All you have to do is pour some boiled water onto the plastic, let it cool, add some more water, and then put the bowl and the water in a freezer.
This will help you understand
Cylindrical lenses
You will need a long clear cylindrical glass jar with a water-tight lid, or a perspex or glass rod. Fill the jar with water and seal it: use the jar both upright and sideways to look at things and people. You can do the same thing with perspex or glass rods.

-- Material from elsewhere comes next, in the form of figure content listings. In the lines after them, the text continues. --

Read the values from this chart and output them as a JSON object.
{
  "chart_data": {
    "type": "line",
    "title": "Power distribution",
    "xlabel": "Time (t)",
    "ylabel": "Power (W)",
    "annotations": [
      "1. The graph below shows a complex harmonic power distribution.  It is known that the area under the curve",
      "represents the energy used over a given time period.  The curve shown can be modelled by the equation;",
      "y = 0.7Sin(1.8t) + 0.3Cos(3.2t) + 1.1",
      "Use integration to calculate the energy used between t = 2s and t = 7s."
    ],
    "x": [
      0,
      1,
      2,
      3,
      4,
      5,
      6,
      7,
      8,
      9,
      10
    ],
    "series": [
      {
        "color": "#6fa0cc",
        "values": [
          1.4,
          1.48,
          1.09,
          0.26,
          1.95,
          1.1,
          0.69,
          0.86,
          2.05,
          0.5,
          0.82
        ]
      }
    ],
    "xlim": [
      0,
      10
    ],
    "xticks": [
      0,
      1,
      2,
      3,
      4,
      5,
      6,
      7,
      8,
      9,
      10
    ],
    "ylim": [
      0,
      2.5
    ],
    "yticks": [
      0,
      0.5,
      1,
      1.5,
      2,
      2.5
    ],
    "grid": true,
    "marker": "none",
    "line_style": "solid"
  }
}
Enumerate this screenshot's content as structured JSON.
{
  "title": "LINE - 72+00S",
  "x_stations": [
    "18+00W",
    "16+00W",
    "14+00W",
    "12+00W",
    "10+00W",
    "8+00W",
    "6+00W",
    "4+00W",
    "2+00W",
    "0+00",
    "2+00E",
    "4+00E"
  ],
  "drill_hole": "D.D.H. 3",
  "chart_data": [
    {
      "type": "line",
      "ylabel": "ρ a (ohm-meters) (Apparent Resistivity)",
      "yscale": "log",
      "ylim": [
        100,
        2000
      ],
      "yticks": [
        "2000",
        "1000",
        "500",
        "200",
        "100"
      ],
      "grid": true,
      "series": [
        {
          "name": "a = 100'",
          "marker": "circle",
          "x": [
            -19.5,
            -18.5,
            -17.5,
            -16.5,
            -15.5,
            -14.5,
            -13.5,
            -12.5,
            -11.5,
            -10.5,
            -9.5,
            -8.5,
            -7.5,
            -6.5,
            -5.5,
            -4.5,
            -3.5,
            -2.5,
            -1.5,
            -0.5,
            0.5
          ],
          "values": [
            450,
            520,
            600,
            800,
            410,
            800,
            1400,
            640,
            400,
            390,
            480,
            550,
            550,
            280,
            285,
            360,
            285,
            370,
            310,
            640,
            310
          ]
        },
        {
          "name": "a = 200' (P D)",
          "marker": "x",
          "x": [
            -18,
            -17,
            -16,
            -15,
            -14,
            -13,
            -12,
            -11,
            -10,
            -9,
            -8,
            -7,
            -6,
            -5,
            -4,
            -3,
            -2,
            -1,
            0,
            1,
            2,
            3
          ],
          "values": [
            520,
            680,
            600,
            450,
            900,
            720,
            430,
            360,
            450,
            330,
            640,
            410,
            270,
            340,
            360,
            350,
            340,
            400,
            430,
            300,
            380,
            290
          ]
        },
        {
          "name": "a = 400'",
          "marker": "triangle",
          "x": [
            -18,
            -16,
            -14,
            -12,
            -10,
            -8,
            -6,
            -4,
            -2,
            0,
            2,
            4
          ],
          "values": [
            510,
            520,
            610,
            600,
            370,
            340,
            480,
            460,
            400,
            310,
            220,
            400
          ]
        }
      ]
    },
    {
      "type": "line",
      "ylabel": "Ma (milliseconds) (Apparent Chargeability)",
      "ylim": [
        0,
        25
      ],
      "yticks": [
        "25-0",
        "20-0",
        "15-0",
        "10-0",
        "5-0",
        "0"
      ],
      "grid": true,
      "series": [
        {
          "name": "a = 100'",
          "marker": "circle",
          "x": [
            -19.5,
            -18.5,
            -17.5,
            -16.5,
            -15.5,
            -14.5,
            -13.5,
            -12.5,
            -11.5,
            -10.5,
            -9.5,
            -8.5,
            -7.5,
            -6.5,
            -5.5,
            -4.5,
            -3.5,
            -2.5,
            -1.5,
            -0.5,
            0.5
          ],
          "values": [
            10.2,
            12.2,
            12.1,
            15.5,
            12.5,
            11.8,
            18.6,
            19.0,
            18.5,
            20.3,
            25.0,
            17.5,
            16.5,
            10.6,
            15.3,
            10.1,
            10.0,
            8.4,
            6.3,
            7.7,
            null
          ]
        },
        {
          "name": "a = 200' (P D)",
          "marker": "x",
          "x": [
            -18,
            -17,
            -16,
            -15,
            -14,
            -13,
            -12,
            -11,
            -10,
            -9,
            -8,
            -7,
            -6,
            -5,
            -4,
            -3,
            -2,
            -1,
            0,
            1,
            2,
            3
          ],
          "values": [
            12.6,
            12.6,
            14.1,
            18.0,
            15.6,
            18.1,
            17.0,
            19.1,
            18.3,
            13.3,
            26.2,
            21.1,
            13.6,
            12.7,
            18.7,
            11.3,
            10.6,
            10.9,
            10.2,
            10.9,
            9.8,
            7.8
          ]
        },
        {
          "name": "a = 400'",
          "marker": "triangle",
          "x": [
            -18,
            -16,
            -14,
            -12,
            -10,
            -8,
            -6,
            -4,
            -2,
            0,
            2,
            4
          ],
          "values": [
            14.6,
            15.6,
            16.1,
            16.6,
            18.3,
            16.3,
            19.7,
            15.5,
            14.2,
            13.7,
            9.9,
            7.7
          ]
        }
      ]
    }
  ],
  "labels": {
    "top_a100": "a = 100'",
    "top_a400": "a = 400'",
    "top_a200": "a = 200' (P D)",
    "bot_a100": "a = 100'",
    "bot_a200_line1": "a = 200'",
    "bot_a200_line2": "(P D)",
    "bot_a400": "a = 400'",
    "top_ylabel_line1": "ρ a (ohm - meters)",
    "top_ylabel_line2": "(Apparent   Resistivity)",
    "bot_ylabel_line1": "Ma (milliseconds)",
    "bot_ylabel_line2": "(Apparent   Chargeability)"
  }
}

This will help you understand
Color out of nothing
This is a small and simple device which will make you wonder just what colour is. These are Benham discs, and when you spin one, your eyes will often perceive colour. Using a pair of compasses and heavy paper, make discs like this, about 10 cm across. If you have an old-fashioned record player (the sort that plays vinyl records), you can try spinning the disc on that, or you can mount it on cardboard, fit a small bolt through the exact centre, and spin the disc in a hand drill. When Mr. Benham first invented his discs, more than a hundred years ago, he put these sorts of pattern on the top of a toy top, so that may give you another hint about how to spin it. Spinning the disc in the opposite direction can reverse some of the colours, andd there are other interesting effects to find as well.
This will help you understand
Illusions 1: the arrows
This is a simple illusion which can be used as the basis for a science project. The two horizontal lines that you see here are the same length, but one appears longer than the other. The black line in this drawing is
not
part of the illusion: it will be explained later.
If you set up one of these as a static drawing, the second arrow can be made as a slide, so that you can get people to try to match the two lines. The front (sliding) piece is the left side of the lower arrow, the black line is a slit through which the slide travels, and the slit sheet has the top arrow and the right side of the lower arrow drawn on it.
The idea is to get people to slide the lower arrow in and out until they feel that the two lines are of equal length. As a general rule, they will pull the lower arrow out until the lower line is longer: record the values for each subject, and maybe a few other variables like their sex and their age, and calculate a mean and standard deviation for each sub-group
You might find it worthwhile seeing what effect it has if you change the angle of the arrow head, keeping everything else constant.
There are some more hints here
Illusions 2: how many prongs?
This is another well-known illusion, which sometimes looks like two prongs, or sometimes like three. As a basis for a science project, you could ask people to say how many prongs there are, and see how long it takes for them to realise that there is a conflict.
The version that you see here has some added shading to make the "two" side look more convincing: what effect would it have if you took that shading away?
This may help
Illusions 3: how straight?
The two horizontal lines are completely straight, as you will see when you redraw this diagram for yourself, yet they look to be curved outwards. I have been playing with the idea of one of these, made with black wire, where people can bend the thicker horizontal wires until they "lines" look straight, but I have yet to work out how to measure the bending easily.
Maybe the answer is to have a wheel with a dial and a thread that pulls on the wire? It's your project . . .
This will help you understand
Water fibre optics
Make two small holes in the screw cap of a glass jar, on opposite sides of the lid. Use masking (or gaffer or ducting) tape to attach the bottom of jar to a torch (a flashlight in the USA), so you can shine light through the jar.
Then cover the sides of the jar so light can only get out though the holes in the lid: test the jar in a dark room to make sure this works. Fill the jar with water, screw the cap on tightly, and tip the jar over a sink. If you turn the jar slightly to one side, water will begin to pour from the lower hole as air passes in through the other hole. Get this right, then turn out the lights, turn on the torch, and pour.